Meski sering melepas adrenaline dengan kekasihnya, Eril masih berpacaran ditahap yang wajar. Ia tidak pernah menyentuh kekasihnya karena ingat prinsipnya yang tak ingin merusak wanitanya.
Jenny yang sejak tadi sudah basah dan terangsang, langsung bangkit lalu duduk dipangkuan Eril. Ia ingin memasukan milik Eril ke dalam miliknya namun Eril malah mendorongnya hingga ia terjungkal ke belakang.
"Shitttttt! Jenny! Apa yang kau lakukan!" Eril tanpa sadar berteriak kesal, moodnya seketika langsung buruk dan memakai celananya kembali.
"Kau yang apa-apaan? Kenapa kau mendorongku?" Jenny balas berteriak kesal karena lagi-lagi Eril menolaknya.
Meski pria itu mengerang penuh kepuasan saat ia melakukan b lo w job, tapi Eril tetap saja bertahan dengan pendiriannya yang tidak mau menyentuh Jenny. Kadang Jenny merasa kekasihnya ini terlalu naif, apa Eril pikir ia manusia suci yang tidak pernah berhubungan fisik.
"Maafkan aku, tapi seharusnya kau tahu kalau aku tidak bisa melakukan ini Jenny," ucap Eril membantu kekasihnya untuk bangkit.
"Jangan menyentuhku! Kau keterlaluan!" bentak Jenny menepis tangan Eril dengan kasar. Ia segera mengambil baju-bajunya yang tadi sudah di lepaskan, saat ia memegang miliknya terasa sangat basah.
"Sial! Baru kali ini aku merasa di permalukan!" batin Jenny mengumpat sangat kesal.
"Sayang hei, so sorry, kamu tahu sendiri aku nggak bisa ngelakuin ini?" ucap Eril membujuk Kekasihnya itu.
"Why? Kenapa nggak bisa? Kita berdua udah saling cinta 'kan?" ucap Jenny memandang Eril tajam.

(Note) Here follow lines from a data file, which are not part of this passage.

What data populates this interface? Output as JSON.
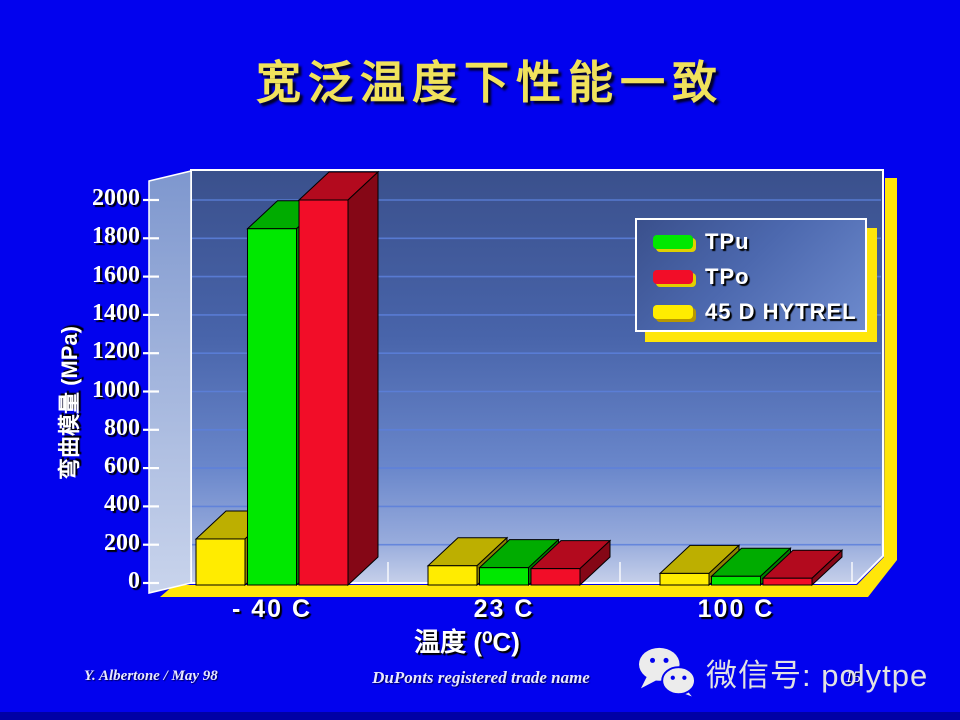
{
  "slide": {
    "title": "宽泛温度下性能一致",
    "footer": {
      "author": "Y. Albertone / May 98",
      "note": "DuPonts registered trade name",
      "page_number": "15"
    },
    "wechat": {
      "label": "微信号: polytpe"
    }
  },
  "chart_data": {
    "type": "bar",
    "title": "",
    "categories": [
      "- 40  C",
      "23 C",
      "100 C"
    ],
    "series": [
      {
        "name": "45 D HYTREL",
        "color": "#FFEC00",
        "values": [
          230,
          90,
          50
        ]
      },
      {
        "name": "TPu",
        "color": "#00E800",
        "values": [
          1850,
          80,
          35
        ]
      },
      {
        "name": "TPo",
        "color": "#F20D28",
        "values": [
          2000,
          75,
          25
        ]
      }
    ],
    "legend": {
      "position": "upper-right",
      "items": [
        {
          "label": "TPu",
          "color": "#00E800"
        },
        {
          "label": "TPo",
          "color": "#F20D28"
        },
        {
          "label": "45 D HYTREL",
          "color": "#FFEC00"
        }
      ]
    },
    "xlabel": "温度 (⁰C)",
    "ylabel": "弯曲模量 (MPa)",
    "ylim": [
      0,
      2000
    ],
    "ytick_step": 200,
    "grid": true,
    "y_tick_labels": [
      "2000",
      "1800",
      "1600",
      "1400",
      "1200",
      "1000",
      "800",
      "600",
      "400",
      "200",
      "0"
    ]
  },
  "style": {
    "background": "#0202EE",
    "title_color": "#F0E25C",
    "accent_yellow": "#FFE609",
    "grid_color": "#5C80DC",
    "text_color": "#FFFFFF"
  }
}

"Oh my, kau sudah tahu perasaanku Sayang. Justru karena aku mencintaimu, makanya aku tidak ingin melakukan ini. Kamu yang sabar dong, tunggu sampai kita menikah nanti," ucap Eril memeluk kekasihnya, merayu Jenny yang sedang merajuk agar hubungan mereka baik-baik saja.
"Tapi kapan kamu bakalan nikahin aku?" tanya Jenny memandang kekasihnya sendu.
"Tunggu dulu, aku baru aja ada proyek baru. Biarin aku selesaikan proyek aku yang baru ya," ucap Eril mengusap-usap punggung kekasihnya.
Jenny tersenyum sinis, ia kembali mendorong tubuh kekasihnya menjauh.
"Alasan itu lagi? Aku udah muak Ril, kayaknya emang kamu nggak pernah serius sama aku. Lebih baik kita akhiri saja hubungan ini," ucap Jenny mengambil tasnya lalu beranjak pergi, sudah terlalu lelah dengan alasan memuakkan yang diberikan Eril.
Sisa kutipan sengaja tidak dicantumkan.